Los comportamientos contra los depredadores resultan fundamentales para la mayoría de los animales, explican los investigadores de la Universidad de Tokio en su estudio. Sin embargo, las bases neuronales de esa actividad resultan desconocidas. Por lo general, las abejas utilizan sus aguijones para defenderse de sus enemigos, pero la abeja japonesa (Apis cerna japonica) emplea una estrategia diferente para luchar contra su mayor adversario, el avispón, que consiste en rodearle con un abrazo masivo, matándolo de calor. La abeja europea (A. mellifera ligüística) no es capaz de organizarse de esta forma, y sus colonias muchas veces son destruidas por las avispas.

A 46 grados

Para provocar que las abejas se pusieran furiosas y formaran su bola mortal, los científicos colocaron un avispón en el extremo de un cable y lo situaron cerca de la entrada de una colmena. Cuando las abejas rodearon al invasor, los investigadores separaron a algunas de las obreras y analizaron sus pequeños cerebros. Los científicos trazaron un mapa de las regiones activas del cerebro y observaron que los centros superiores cerebrales de la abeja japonesa (conocidos como cuerpos fungiformes), eran más activos cuando se ponían a la tarea de asfixiar a la avispa.

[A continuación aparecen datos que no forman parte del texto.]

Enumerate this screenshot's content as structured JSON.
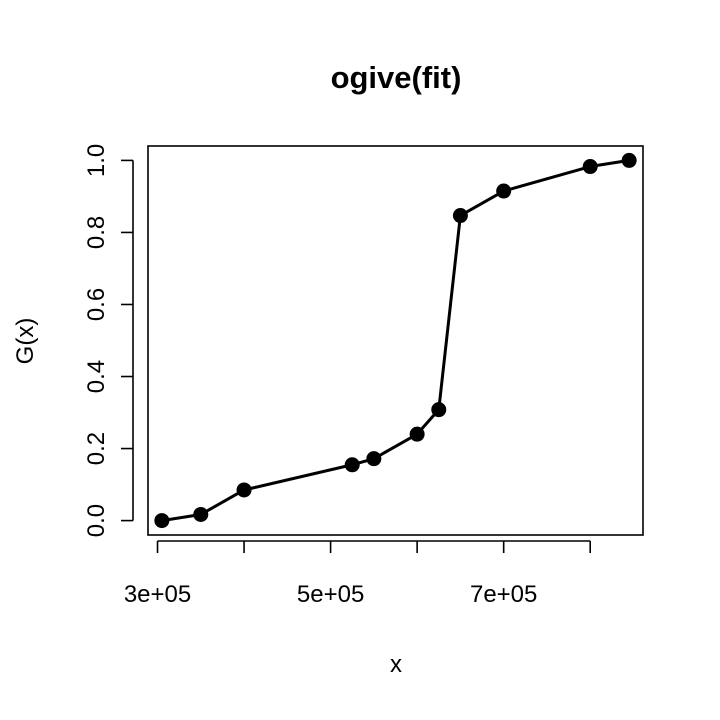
{
  "chart_data": {
    "type": "line",
    "title": "ogive(fit)",
    "xlabel": "x",
    "ylabel": "G(x)",
    "xlim": [
      289000,
      861000
    ],
    "ylim": [
      -0.04,
      1.04
    ],
    "x_ticks": [
      300000,
      400000,
      500000,
      600000,
      700000,
      800000
    ],
    "x_tick_labels": [
      "3e+05",
      "",
      "5e+05",
      "",
      "7e+05",
      ""
    ],
    "y_ticks": [
      0.0,
      0.2,
      0.4,
      0.6,
      0.8,
      1.0
    ],
    "y_tick_labels": [
      "0.0",
      "0.2",
      "0.4",
      "0.6",
      "0.8",
      "1.0"
    ],
    "grid": false,
    "legend": "none",
    "series": [
      {
        "x": [
          305000,
          350000,
          400000,
          525000,
          550000,
          600000,
          625000,
          650000,
          700000,
          800000,
          845000
        ],
        "y": [
          0.0,
          0.017,
          0.085,
          0.155,
          0.172,
          0.24,
          0.308,
          0.847,
          0.915,
          0.983,
          1.0
        ],
        "color": "#000000",
        "marker": "circle"
      }
    ]
  }
}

El equipo cree que esta región del cerebro puede modular la vibración de los músculos de vuelo, que es lo que genera este calor. De esta manera, las abejas pueden mantener una temperatura en la bola de unos 46º C, necesaria para poder matar a su enemigo. Si la temperatura fuera inferior, la avispa no moriría, y si fuera superior, no solo moriría ella, sino también las propias abejas.